Conversation with a Facebook Refugee

A friend of mine recently told me he was 'done with Facebook'. Naturally, I asked him why. He said that old "acquaintances" were coming out of the woodwork, and while it was great that his wife was (and still is) a Facebook member, he was uncomfortable seeing scrawlings on his wall from partners from days gone by. Clearly, he didn't want to deal with the potential problem of the 'crazy ex-girlfriend'.

He also lamented the fact that it became a way for friends and acquaintances to shoot cheeky responses around at each other. Now if you combine this with his demographic (mid to late 20's – very recently married – but very much a guys night out type of guy) you can safely assume the banter back and forth was not always G-rated (but probably quite fun.)

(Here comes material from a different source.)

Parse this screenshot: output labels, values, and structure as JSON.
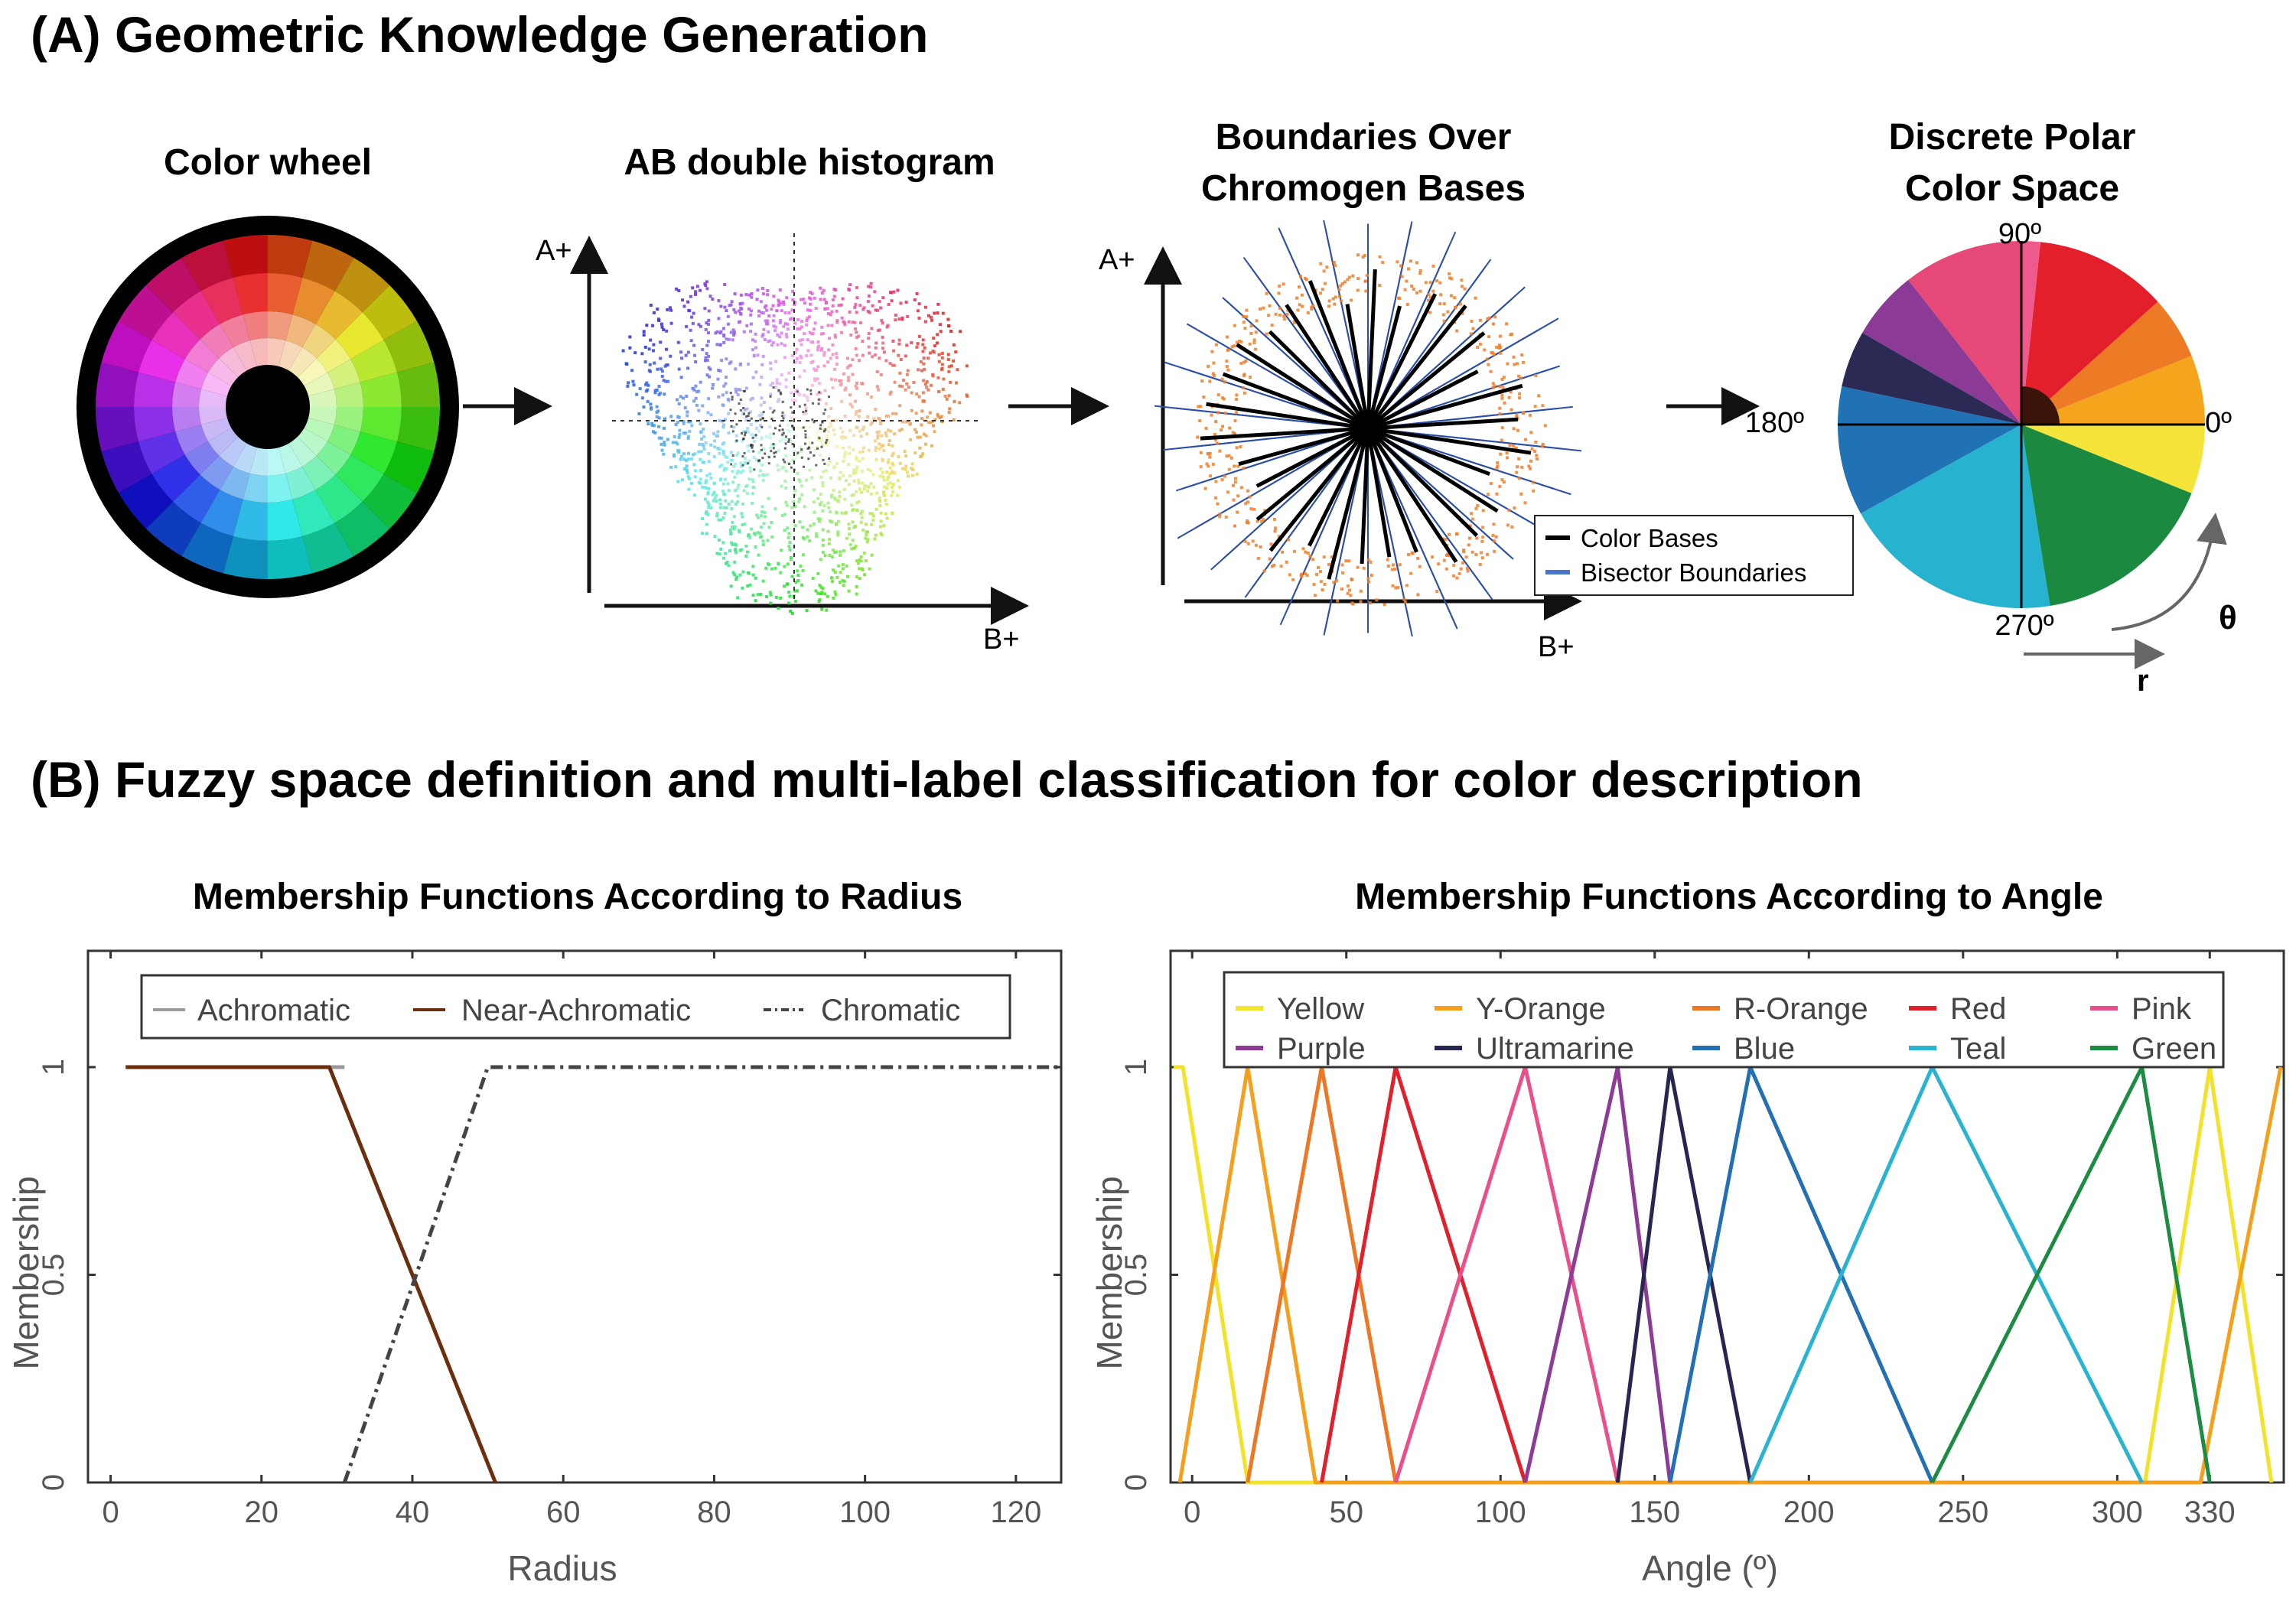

We soon got around to discussing the things people do and write on the web. And that while it might be fun to post outrageous things on someone's "Wall", you can't really count on being able to take them back. And further, you can't count on something you write (anywhere on the net) being really deleted or somehow disappearing into the ether after a year or two.

Now this guy is not that tech-saavy – doesn't blog, frequents YouTube but not Digg – you get the picture. So I thought it'd be fun to show him the Internet Archive's WayBack Machine. Needless to say he was amazed that so much of what has (and is) going on on the net is being archived and captured.

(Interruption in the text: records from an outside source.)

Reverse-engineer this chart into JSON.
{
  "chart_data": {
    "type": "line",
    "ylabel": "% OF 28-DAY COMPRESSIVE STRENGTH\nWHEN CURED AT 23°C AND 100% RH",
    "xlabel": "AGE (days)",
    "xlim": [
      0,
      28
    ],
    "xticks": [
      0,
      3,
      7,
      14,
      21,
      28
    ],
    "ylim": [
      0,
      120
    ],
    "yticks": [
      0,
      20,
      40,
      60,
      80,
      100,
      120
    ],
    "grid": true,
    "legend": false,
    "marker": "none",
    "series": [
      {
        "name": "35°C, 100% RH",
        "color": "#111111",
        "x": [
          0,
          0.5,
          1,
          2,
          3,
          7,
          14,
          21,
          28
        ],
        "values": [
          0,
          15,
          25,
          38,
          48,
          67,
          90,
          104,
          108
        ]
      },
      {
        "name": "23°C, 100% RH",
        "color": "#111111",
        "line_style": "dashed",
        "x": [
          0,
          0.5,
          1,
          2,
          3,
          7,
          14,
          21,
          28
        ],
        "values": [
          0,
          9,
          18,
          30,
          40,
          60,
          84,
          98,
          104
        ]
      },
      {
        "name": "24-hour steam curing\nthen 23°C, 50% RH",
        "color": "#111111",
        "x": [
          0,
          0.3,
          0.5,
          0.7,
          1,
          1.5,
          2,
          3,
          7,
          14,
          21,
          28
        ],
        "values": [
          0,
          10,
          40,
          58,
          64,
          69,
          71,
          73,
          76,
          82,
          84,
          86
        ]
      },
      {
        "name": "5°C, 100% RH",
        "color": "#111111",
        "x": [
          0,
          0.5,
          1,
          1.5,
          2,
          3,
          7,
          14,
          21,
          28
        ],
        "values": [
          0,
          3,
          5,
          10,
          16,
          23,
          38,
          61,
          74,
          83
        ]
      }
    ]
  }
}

I have a feeling that most people in the mainstream who are now just starting to generate and publish (however inadvertently) things on the net, don't really get the potential permanence of it.

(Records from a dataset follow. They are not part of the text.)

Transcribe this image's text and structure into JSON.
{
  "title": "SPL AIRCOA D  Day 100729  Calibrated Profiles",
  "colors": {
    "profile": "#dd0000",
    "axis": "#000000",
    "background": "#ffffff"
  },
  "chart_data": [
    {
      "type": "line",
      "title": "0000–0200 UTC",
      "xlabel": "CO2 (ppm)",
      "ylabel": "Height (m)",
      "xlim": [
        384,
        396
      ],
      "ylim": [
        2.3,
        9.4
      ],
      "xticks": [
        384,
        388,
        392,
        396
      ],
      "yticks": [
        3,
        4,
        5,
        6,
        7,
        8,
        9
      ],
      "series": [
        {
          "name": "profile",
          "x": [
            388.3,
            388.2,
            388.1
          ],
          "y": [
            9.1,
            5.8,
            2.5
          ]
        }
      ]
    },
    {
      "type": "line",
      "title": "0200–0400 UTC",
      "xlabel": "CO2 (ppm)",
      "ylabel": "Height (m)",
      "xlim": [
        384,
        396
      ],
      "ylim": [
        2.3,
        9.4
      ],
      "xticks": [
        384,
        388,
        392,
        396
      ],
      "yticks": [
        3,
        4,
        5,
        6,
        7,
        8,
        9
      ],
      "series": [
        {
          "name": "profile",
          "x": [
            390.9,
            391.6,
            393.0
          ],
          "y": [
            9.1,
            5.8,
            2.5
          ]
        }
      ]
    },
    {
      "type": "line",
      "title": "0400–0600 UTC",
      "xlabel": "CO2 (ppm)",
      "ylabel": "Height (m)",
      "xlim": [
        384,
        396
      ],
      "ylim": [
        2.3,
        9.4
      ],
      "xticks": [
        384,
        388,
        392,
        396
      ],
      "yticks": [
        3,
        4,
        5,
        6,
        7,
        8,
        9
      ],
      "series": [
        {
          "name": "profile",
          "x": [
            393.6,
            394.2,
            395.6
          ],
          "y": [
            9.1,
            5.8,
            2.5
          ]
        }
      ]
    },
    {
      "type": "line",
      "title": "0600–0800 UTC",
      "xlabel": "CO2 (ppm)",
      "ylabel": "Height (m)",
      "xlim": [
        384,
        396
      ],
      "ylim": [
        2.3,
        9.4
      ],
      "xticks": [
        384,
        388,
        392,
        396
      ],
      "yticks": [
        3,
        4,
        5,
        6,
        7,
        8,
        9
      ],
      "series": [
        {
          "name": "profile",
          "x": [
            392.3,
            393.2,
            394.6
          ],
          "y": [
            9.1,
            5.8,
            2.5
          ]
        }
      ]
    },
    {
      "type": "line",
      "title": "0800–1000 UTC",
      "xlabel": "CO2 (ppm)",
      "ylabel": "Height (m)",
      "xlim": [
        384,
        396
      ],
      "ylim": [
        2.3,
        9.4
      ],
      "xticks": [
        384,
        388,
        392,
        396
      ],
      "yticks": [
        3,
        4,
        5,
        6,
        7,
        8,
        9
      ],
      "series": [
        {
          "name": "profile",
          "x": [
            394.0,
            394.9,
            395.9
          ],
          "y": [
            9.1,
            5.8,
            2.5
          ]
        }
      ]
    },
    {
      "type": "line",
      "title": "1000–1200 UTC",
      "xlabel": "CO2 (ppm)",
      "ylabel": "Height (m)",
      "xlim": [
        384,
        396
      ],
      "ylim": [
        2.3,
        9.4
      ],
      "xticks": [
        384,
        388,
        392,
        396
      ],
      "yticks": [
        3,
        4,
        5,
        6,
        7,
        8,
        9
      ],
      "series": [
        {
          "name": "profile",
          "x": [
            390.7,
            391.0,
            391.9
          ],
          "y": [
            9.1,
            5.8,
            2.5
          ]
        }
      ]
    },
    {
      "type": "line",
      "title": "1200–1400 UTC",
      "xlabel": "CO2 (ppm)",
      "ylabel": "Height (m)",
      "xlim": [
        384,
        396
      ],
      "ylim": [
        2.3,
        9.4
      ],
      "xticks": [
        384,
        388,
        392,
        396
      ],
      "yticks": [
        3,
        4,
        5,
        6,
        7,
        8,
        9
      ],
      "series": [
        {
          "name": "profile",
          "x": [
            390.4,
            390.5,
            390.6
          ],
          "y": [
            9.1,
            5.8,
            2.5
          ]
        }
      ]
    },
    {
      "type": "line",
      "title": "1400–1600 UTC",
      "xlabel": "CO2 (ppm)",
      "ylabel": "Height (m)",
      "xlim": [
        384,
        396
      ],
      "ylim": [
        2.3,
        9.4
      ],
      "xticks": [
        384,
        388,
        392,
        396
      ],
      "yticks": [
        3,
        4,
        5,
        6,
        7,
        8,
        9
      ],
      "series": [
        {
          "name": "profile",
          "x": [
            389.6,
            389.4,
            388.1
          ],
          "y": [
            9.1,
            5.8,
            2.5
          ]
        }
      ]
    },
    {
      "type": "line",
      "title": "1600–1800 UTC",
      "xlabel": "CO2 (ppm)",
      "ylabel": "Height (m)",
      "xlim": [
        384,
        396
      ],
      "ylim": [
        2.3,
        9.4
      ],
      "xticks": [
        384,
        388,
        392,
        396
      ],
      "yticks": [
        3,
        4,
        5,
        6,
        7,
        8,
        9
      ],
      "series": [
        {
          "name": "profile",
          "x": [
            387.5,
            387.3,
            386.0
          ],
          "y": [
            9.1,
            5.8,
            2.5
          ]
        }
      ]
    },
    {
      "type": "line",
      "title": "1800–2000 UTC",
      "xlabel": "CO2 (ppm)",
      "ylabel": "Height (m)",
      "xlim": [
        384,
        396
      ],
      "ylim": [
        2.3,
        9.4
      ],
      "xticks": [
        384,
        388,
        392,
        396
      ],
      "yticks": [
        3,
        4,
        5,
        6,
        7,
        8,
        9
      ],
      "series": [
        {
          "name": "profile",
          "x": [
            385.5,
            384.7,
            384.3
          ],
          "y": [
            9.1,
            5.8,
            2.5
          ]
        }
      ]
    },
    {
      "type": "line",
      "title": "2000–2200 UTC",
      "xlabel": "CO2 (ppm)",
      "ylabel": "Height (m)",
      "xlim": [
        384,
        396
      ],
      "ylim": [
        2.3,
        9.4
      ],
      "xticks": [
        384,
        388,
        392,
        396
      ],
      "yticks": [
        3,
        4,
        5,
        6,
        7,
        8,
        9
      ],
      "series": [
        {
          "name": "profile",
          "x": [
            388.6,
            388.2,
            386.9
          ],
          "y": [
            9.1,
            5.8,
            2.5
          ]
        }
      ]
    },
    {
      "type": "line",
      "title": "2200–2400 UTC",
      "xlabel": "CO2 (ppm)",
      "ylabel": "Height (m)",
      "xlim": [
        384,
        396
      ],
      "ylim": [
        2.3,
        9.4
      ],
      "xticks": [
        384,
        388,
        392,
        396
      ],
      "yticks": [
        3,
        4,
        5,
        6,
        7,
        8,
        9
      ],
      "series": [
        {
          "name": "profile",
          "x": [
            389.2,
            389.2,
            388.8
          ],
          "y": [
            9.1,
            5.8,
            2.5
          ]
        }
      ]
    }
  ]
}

As I've said several times before, be proud of what you write (or at least not embarrassed) and you'll do fine. If you don't, you'll never know when it might come back and bite you.

ps – While I have never found Facebook very compelling, my interest in it is declining even further day by day. But then again, so is my interest in Twitter. But that's another story, for another post.

4 Responses to “Conversation with a Facebook Refugee”

  1. brian Says:

    I think that FB is only really interesting if you belong to an active community. It’s ideal for college and high school where there is a lot of social drama.

  2. RichardQuerin Says:

    Thanks for reading and commenting Brian.

    I do wonder though that when those college students graduate, will they be proud of all that stuff that they’ve written or posted there?

    I wouldn’t go assuming all those things won’t be searchable and visible by a potential employer in years to come.

  3. Pewari Naan Says:

    Heh…. I *knew* I was behind the times. I’m only just getting *into* Facebook. But then my previous alternative was Friends Reunited which just doesn’t have the user friendliness of Facebook.

    Just my luck to find it at the same time everyone else is getting bored with it… 😉

  4. Pewari Naan Says:

    Oh and the other thing I liked about it is that you could set it to only people you were friends with could see your profile – i.e. prospective employer safe!